Once the last phone was inside, I kicked the lid shut with a dramatic bang and pulled out an ancient reel-to-reel tape recorder.
I had a digital copy of the recording, of course. In fact, I'd made the reel-to-reel recording I was about to play from an MP3. But there's just something romantic about analog tape. Like the cedar chest, the old tape recorder was for show, and these people had come here, to this old arcade in Seattle's University District, for a show.
They'd come from their parents' basements, their messy studio apartments, high-rise tower penthouses, and midcentury post-and-beam homes in the woods. They'd come to hear about the game. They'd come to hear The Prescott Competition Manifesto, or PCM.
Just as I was about to press play, I heard a voice from somewhere near the back of the room. "Is it true that you know Alan Scarpio?"
"Yeah, I know Scarpio. I mean, I met him once while I was playing the ninth iteration," I said, trying to find the person who'd asked the question in the crowd.
There weren't that many people here, maybe forty or fifty, but the arcade was small and the bodies were three or four deep in some places.
"Most people believe Scarpio won the sixth iteration of the game," I said.
"Yeah, we know that. Tell us something we don't know."
I still couldn't find the person speaking.
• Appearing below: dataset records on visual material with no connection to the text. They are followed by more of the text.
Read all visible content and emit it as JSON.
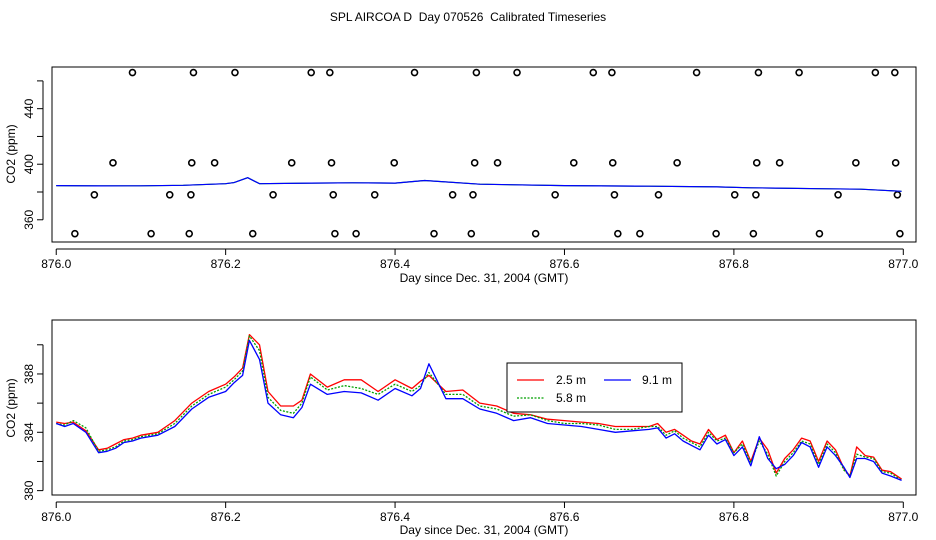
{
  "page_title": "SPL AIRCOA D  Day 070526  Calibrated Timeseries",
  "chart_data": [
    {
      "type": "scatter",
      "xlabel": "Day since Dec. 31, 2004 (GMT)",
      "ylabel": "CO2 (ppm)",
      "xlim": [
        875.995,
        877.015
      ],
      "ylim": [
        344,
        470
      ],
      "xticks": [
        876.0,
        876.2,
        876.4,
        876.6,
        876.8,
        877.0
      ],
      "xtick_labels": [
        "876.0",
        "876.2",
        "876.4",
        "876.6",
        "876.8",
        "877.0"
      ],
      "yticks": [
        360,
        400,
        440
      ],
      "ytick_labels": [
        "360",
        "400",
        "440"
      ],
      "yticks_minor": [
        380,
        420,
        460
      ],
      "calibration_points": [
        {
          "x": 876.022,
          "y": 350
        },
        {
          "x": 876.112,
          "y": 350
        },
        {
          "x": 876.157,
          "y": 350
        },
        {
          "x": 876.232,
          "y": 350
        },
        {
          "x": 876.329,
          "y": 350
        },
        {
          "x": 876.354,
          "y": 350
        },
        {
          "x": 876.446,
          "y": 350
        },
        {
          "x": 876.49,
          "y": 350
        },
        {
          "x": 876.566,
          "y": 350
        },
        {
          "x": 876.663,
          "y": 350
        },
        {
          "x": 876.689,
          "y": 350
        },
        {
          "x": 876.779,
          "y": 350
        },
        {
          "x": 876.823,
          "y": 350
        },
        {
          "x": 876.901,
          "y": 350
        },
        {
          "x": 876.996,
          "y": 350
        },
        {
          "x": 876.045,
          "y": 378
        },
        {
          "x": 876.134,
          "y": 378
        },
        {
          "x": 876.159,
          "y": 378
        },
        {
          "x": 876.256,
          "y": 378
        },
        {
          "x": 876.327,
          "y": 378
        },
        {
          "x": 876.376,
          "y": 378
        },
        {
          "x": 876.468,
          "y": 378
        },
        {
          "x": 876.492,
          "y": 378
        },
        {
          "x": 876.589,
          "y": 378
        },
        {
          "x": 876.659,
          "y": 378
        },
        {
          "x": 876.711,
          "y": 378
        },
        {
          "x": 876.801,
          "y": 378
        },
        {
          "x": 876.826,
          "y": 378
        },
        {
          "x": 876.923,
          "y": 378
        },
        {
          "x": 876.993,
          "y": 378
        },
        {
          "x": 876.067,
          "y": 401
        },
        {
          "x": 876.16,
          "y": 401
        },
        {
          "x": 876.187,
          "y": 401
        },
        {
          "x": 876.278,
          "y": 401
        },
        {
          "x": 876.325,
          "y": 401
        },
        {
          "x": 876.399,
          "y": 401
        },
        {
          "x": 876.494,
          "y": 401
        },
        {
          "x": 876.521,
          "y": 401
        },
        {
          "x": 876.611,
          "y": 401
        },
        {
          "x": 876.657,
          "y": 401
        },
        {
          "x": 876.733,
          "y": 401
        },
        {
          "x": 876.827,
          "y": 401
        },
        {
          "x": 876.854,
          "y": 401
        },
        {
          "x": 876.944,
          "y": 401
        },
        {
          "x": 876.991,
          "y": 401
        },
        {
          "x": 876.09,
          "y": 466
        },
        {
          "x": 876.162,
          "y": 466
        },
        {
          "x": 876.211,
          "y": 466
        },
        {
          "x": 876.301,
          "y": 466
        },
        {
          "x": 876.323,
          "y": 466
        },
        {
          "x": 876.423,
          "y": 466
        },
        {
          "x": 876.496,
          "y": 466
        },
        {
          "x": 876.544,
          "y": 466
        },
        {
          "x": 876.634,
          "y": 466
        },
        {
          "x": 876.656,
          "y": 466
        },
        {
          "x": 876.756,
          "y": 466
        },
        {
          "x": 876.829,
          "y": 466
        },
        {
          "x": 876.877,
          "y": 466
        },
        {
          "x": 876.967,
          "y": 466
        },
        {
          "x": 876.99,
          "y": 466
        }
      ],
      "series_line": {
        "name": "CO2 timeseries",
        "color": "#0000ff",
        "x": [
          876.0,
          876.05,
          876.1,
          876.15,
          876.2,
          876.21,
          876.226,
          876.24,
          876.3,
          876.35,
          876.4,
          876.435,
          876.5,
          876.6,
          876.7,
          876.78,
          876.82,
          876.85,
          876.9,
          876.95,
          876.998
        ],
        "y": [
          384.6,
          384.4,
          384.5,
          384.8,
          386.0,
          386.8,
          390.3,
          386.0,
          386.4,
          386.6,
          386.4,
          388.3,
          385.6,
          384.6,
          384.2,
          383.7,
          383.0,
          382.8,
          382.4,
          382.0,
          380.5
        ]
      }
    },
    {
      "type": "line",
      "xlabel": "Day since Dec. 31, 2004 (GMT)",
      "ylabel": "CO2 (ppm)",
      "xlim": [
        875.995,
        877.015
      ],
      "ylim": [
        379.7,
        391.7
      ],
      "xticks": [
        876.0,
        876.2,
        876.4,
        876.6,
        876.8,
        877.0
      ],
      "xtick_labels": [
        "876.0",
        "876.2",
        "876.4",
        "876.6",
        "876.8",
        "877.0"
      ],
      "yticks": [
        380,
        384,
        388
      ],
      "ytick_labels": [
        "380",
        "384",
        "388"
      ],
      "yticks_minor": [
        382,
        386,
        390
      ],
      "legend": {
        "placement": "upper-center-right",
        "entries": [
          {
            "label": "2.5 m",
            "color": "#ff0000"
          },
          {
            "label": "5.8 m",
            "color": "#00a000"
          },
          {
            "label": "9.1 m",
            "color": "#0000ff"
          }
        ]
      },
      "series": [
        {
          "name": "2.5 m",
          "color": "#ff0000",
          "x": [
            876.0,
            876.01,
            876.02,
            876.035,
            876.05,
            876.06,
            876.07,
            876.08,
            876.09,
            876.1,
            876.12,
            876.14,
            876.16,
            876.18,
            876.2,
            876.21,
            876.22,
            876.228,
            876.24,
            876.25,
            876.265,
            876.28,
            876.29,
            876.3,
            876.32,
            876.34,
            876.36,
            876.38,
            876.4,
            876.42,
            876.43,
            876.44,
            876.46,
            876.48,
            876.5,
            876.52,
            876.54,
            876.56,
            876.58,
            876.6,
            876.62,
            876.64,
            876.66,
            876.68,
            876.7,
            876.71,
            876.72,
            876.73,
            876.74,
            876.75,
            876.76,
            876.77,
            876.78,
            876.79,
            876.8,
            876.81,
            876.82,
            876.83,
            876.84,
            876.85,
            876.86,
            876.87,
            876.88,
            876.89,
            876.9,
            876.91,
            876.92,
            876.93,
            876.937,
            876.945,
            876.955,
            876.965,
            876.975,
            876.985,
            876.998
          ],
          "y": [
            384.7,
            384.6,
            384.7,
            384.1,
            382.8,
            382.9,
            383.2,
            383.5,
            383.6,
            383.8,
            384.0,
            384.8,
            386.0,
            386.8,
            387.3,
            387.8,
            388.4,
            390.7,
            390.0,
            386.8,
            385.8,
            385.8,
            386.2,
            388.0,
            387.1,
            387.6,
            387.6,
            386.8,
            387.6,
            387.0,
            387.5,
            387.9,
            386.8,
            386.9,
            386.0,
            385.8,
            385.3,
            385.2,
            384.9,
            384.8,
            384.7,
            384.6,
            384.4,
            384.4,
            384.4,
            384.6,
            384.0,
            384.2,
            383.8,
            383.4,
            383.2,
            384.2,
            383.5,
            383.8,
            382.6,
            383.4,
            382.0,
            383.6,
            382.8,
            381.2,
            382.2,
            382.8,
            383.6,
            383.4,
            382.0,
            383.4,
            382.8,
            381.5,
            381.0,
            383.0,
            382.4,
            382.3,
            381.4,
            381.3,
            380.8
          ]
        },
        {
          "name": "5.8 m",
          "color": "#00a000",
          "x": [
            876.0,
            876.01,
            876.02,
            876.035,
            876.05,
            876.06,
            876.07,
            876.08,
            876.09,
            876.1,
            876.12,
            876.14,
            876.16,
            876.18,
            876.2,
            876.21,
            876.22,
            876.228,
            876.24,
            876.25,
            876.265,
            876.28,
            876.29,
            876.3,
            876.32,
            876.34,
            876.36,
            876.38,
            876.4,
            876.42,
            876.43,
            876.44,
            876.46,
            876.48,
            876.5,
            876.52,
            876.54,
            876.56,
            876.58,
            876.6,
            876.62,
            876.64,
            876.66,
            876.68,
            876.7,
            876.71,
            876.72,
            876.73,
            876.74,
            876.75,
            876.76,
            876.77,
            876.78,
            876.79,
            876.8,
            876.81,
            876.82,
            876.83,
            876.84,
            876.85,
            876.86,
            876.87,
            876.88,
            876.89,
            876.9,
            876.91,
            876.92,
            876.93,
            876.937,
            876.945,
            876.955,
            876.965,
            876.975,
            876.985,
            876.998
          ],
          "y": [
            384.6,
            384.5,
            384.8,
            384.3,
            382.7,
            382.8,
            383.0,
            383.4,
            383.5,
            383.7,
            383.9,
            384.6,
            385.8,
            386.6,
            387.1,
            387.6,
            388.2,
            390.6,
            389.6,
            386.4,
            385.5,
            385.3,
            386.0,
            387.8,
            386.9,
            387.2,
            387.0,
            386.6,
            387.3,
            386.8,
            387.2,
            388.1,
            386.6,
            386.6,
            385.8,
            385.6,
            385.1,
            385.2,
            384.8,
            384.6,
            384.6,
            384.5,
            384.2,
            384.2,
            384.4,
            384.4,
            383.8,
            384.1,
            383.6,
            383.3,
            383.0,
            384.0,
            383.4,
            383.6,
            382.6,
            383.2,
            381.9,
            383.4,
            382.5,
            381.0,
            382.0,
            382.6,
            383.4,
            383.2,
            381.8,
            383.2,
            382.6,
            381.4,
            381.0,
            382.5,
            382.3,
            382.2,
            381.3,
            381.2,
            380.7
          ]
        },
        {
          "name": "9.1 m",
          "color": "#0000ff",
          "x": [
            876.0,
            876.01,
            876.02,
            876.035,
            876.05,
            876.06,
            876.07,
            876.08,
            876.09,
            876.1,
            876.12,
            876.14,
            876.16,
            876.18,
            876.2,
            876.21,
            876.22,
            876.228,
            876.24,
            876.25,
            876.265,
            876.28,
            876.29,
            876.3,
            876.32,
            876.34,
            876.36,
            876.38,
            876.4,
            876.42,
            876.43,
            876.44,
            876.46,
            876.48,
            876.5,
            876.52,
            876.54,
            876.56,
            876.58,
            876.6,
            876.62,
            876.64,
            876.66,
            876.68,
            876.7,
            876.71,
            876.72,
            876.73,
            876.74,
            876.75,
            876.76,
            876.77,
            876.78,
            876.79,
            876.8,
            876.81,
            876.82,
            876.83,
            876.84,
            876.85,
            876.86,
            876.87,
            876.88,
            876.89,
            876.9,
            876.91,
            876.92,
            876.93,
            876.937,
            876.945,
            876.955,
            876.965,
            876.975,
            876.985,
            876.998
          ],
          "y": [
            384.6,
            384.4,
            384.6,
            384.0,
            382.6,
            382.7,
            382.9,
            383.3,
            383.4,
            383.6,
            383.8,
            384.4,
            385.6,
            386.4,
            386.8,
            387.4,
            387.9,
            390.3,
            389.0,
            386.0,
            385.2,
            385.0,
            385.7,
            387.3,
            386.6,
            386.8,
            386.7,
            386.2,
            387.0,
            386.5,
            387.0,
            388.7,
            386.3,
            386.3,
            385.6,
            385.3,
            384.8,
            385.0,
            384.6,
            384.5,
            384.4,
            384.2,
            384.0,
            384.1,
            384.2,
            384.3,
            383.6,
            383.9,
            383.4,
            383.1,
            382.8,
            383.8,
            383.2,
            383.5,
            382.4,
            383.0,
            381.7,
            383.7,
            382.2,
            381.5,
            381.8,
            382.4,
            383.3,
            383.0,
            381.6,
            383.0,
            382.4,
            381.6,
            380.9,
            382.2,
            382.2,
            382.0,
            381.2,
            381.0,
            380.7
          ]
        }
      ]
    }
  ]
}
It was a man's voice, but it was hard to tell exactly where it was coming from over the drone of the video games and pinball machines.
"Alan Scarpio is a gazillionaire playboy who hangs out with Johnny Depp," said a young man leaning against an old Donkey Kong Jr. cabinet. "He can't be a player."
"Maybe he played, but there's no evidence he won the game," said a woman in a Titanica T-shirt. "Californiac is the name listed in The Circle, not Alan Scarpio."
"So then how do you explain his overnight wealth?" Sally Berkman replied—a familiar challenge when it came to Scarpio. "He has to be Californiac. It just makes sense. He was born in San Francisco."
"Oh, well, if he was born in San Francisco, he must be the guy." Donkey Kong Man was clearly looking to stir up some s hit.
"San Francisco is in California," Sally Berkman replied. "Californiac."
"Wow, are you serious?" Donkey Kong Man said, shaking his head. "How about I just play what you've come all this way to hear?" I said.